Securing Your Log Files
Using CloudTrail, CloudWatch, and S3 for Logging
PCI Requirement 10.5 requires that you secure audit trails so they cannot be altered. In AWS, this means using IAM policies to restrict access to the places where audit trails are stored, like CloudTrail, CloudWatch, and S3. You should also utilize features like versioning, lifecycle policies, deny-delete, and log file integrity validation to protect log data. By limiting access to audit trails, protecting audit trails, backing up audit trails, and making audit trails available for analysis, you are meeting PCI Requirement 10.5.
Transcription
In any PCI DSS assessment, log management and log analysis are key factors. We have to secure logs to keep them out of the hands of bad actors - people that would modify them for their own gain.
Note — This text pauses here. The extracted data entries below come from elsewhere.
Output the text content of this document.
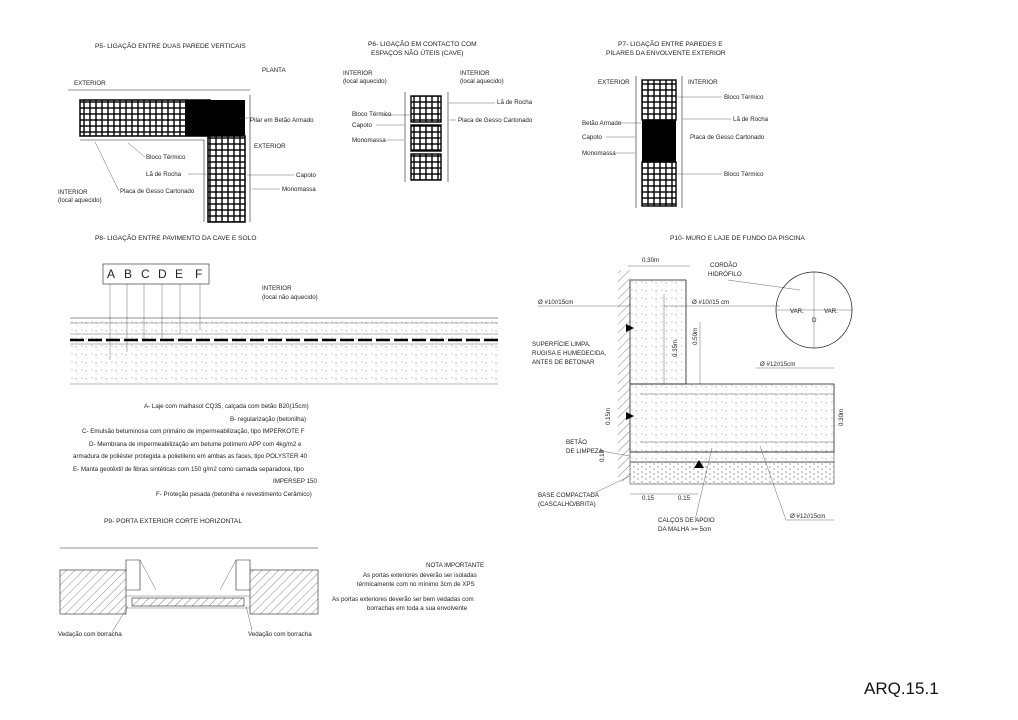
P5- LIGAÇÃO ENTRE DUAS PAREDE VERTICAIS
PLANTA
EXTERIOR
Pilar em Betão Armado
EXTERIOR
Bloco Térmico
Lã de Rocha
Placa de Gesso Cartonado
Capoto
Monomassa
INTERIOR
(local aquecido)
P6- LIGAÇÃO EM CONTACTO COM
ESPAÇOS NÃO ÚTEIS (CAVE)
INTERIOR
(local aquecido)
INTERIOR
(local aquecido)
Lã de Rocha
Bloco Térmico
Capoto
Placa de Gesso Cartonado
Monomassa
P7- LIGAÇÃO ENTRE PAREDES E
PILARES DA ENVOLVENTE EXTERIOR
EXTERIOR	INTERIOR
Bloco Térmico
Betão Armado
Lã de Rocha
Capoto	Placa de Gesso Cartonado
Monomassa
Bloco Térmico
P8- LIGAÇÃO ENTRE PAVIMENTO DA CAVE E SOLO
A B C D E F
INTERIOR
(local não aquecido)
A- Laje com malhasol CQ35, calçada com betão B20(15cm)
B- regularização (betonilha)
C- Emulsão betuminosa com primário de impermeabilização, tipo IMPERKOTE F
D- Membrana de impermeabilização em betume polímero APP com 4kg/m2 e
armadura de poliéster protegida a polietileno em ambas as faces, tipo POLYSTER 40
E- Manta geotêxtil de fibras sintéticas com 150 g/m2 como camada separadora, tipo
IMPERSEP 150
F- Proteção pesada (betonilha e revestimento Cerâmico)
P9- PORTA EXTERIOR CORTE HORIZONTAL
Vedação com borracha	Vedação com borracha
NOTA IMPORTANTE
As portas exteriores deverão ser isoladas
térmicamente com no mínimo 3cm de XPS
As portas exteriores deverão ser bem vedadas com
borrachas em toda a sua envolvente
P10- MURO E LAJE DE FUNDO DA PISCINA
0.30m
CORDÃO
HIDRÓFILO
VAR.	VAR.
D
Ø #10//15cm	Ø #10//15 cm
0.35m
0.50m
SUPERFÍCIE LIMPA,
RUGISA E HUMEDECIDA,
ANTES DE BETONAR	Ø #12//15cm
0.30m
0.15m
0.10
BETÃO
DE LIMPEZA
0.15	0.15
BASE COMPACTADA
(CASCALHO/BRITA)
CALÇOS DE APOIO
DA MALHA >= 5cm
Ø #12//15cm
ARQ.15.1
We need to limit access, protect them, back them up, and have them available for analysis for one year. How do we do that in an AWS environment? Well, we enable CloudTrail, put them in CloudWatch, and move them to S3. That is the path that gets them secure. PCI Requirement 10.5 goes one step further and ties in IAM. To make all of this happen in AWS, you can utilize S3, CloudWatch, and CloudTrail and apply policies to them from the AWS Console’s IAM service. Discreet policies related to the locations and who can access the CloudTrail files will get you compliant with PCI Requirement 10.5.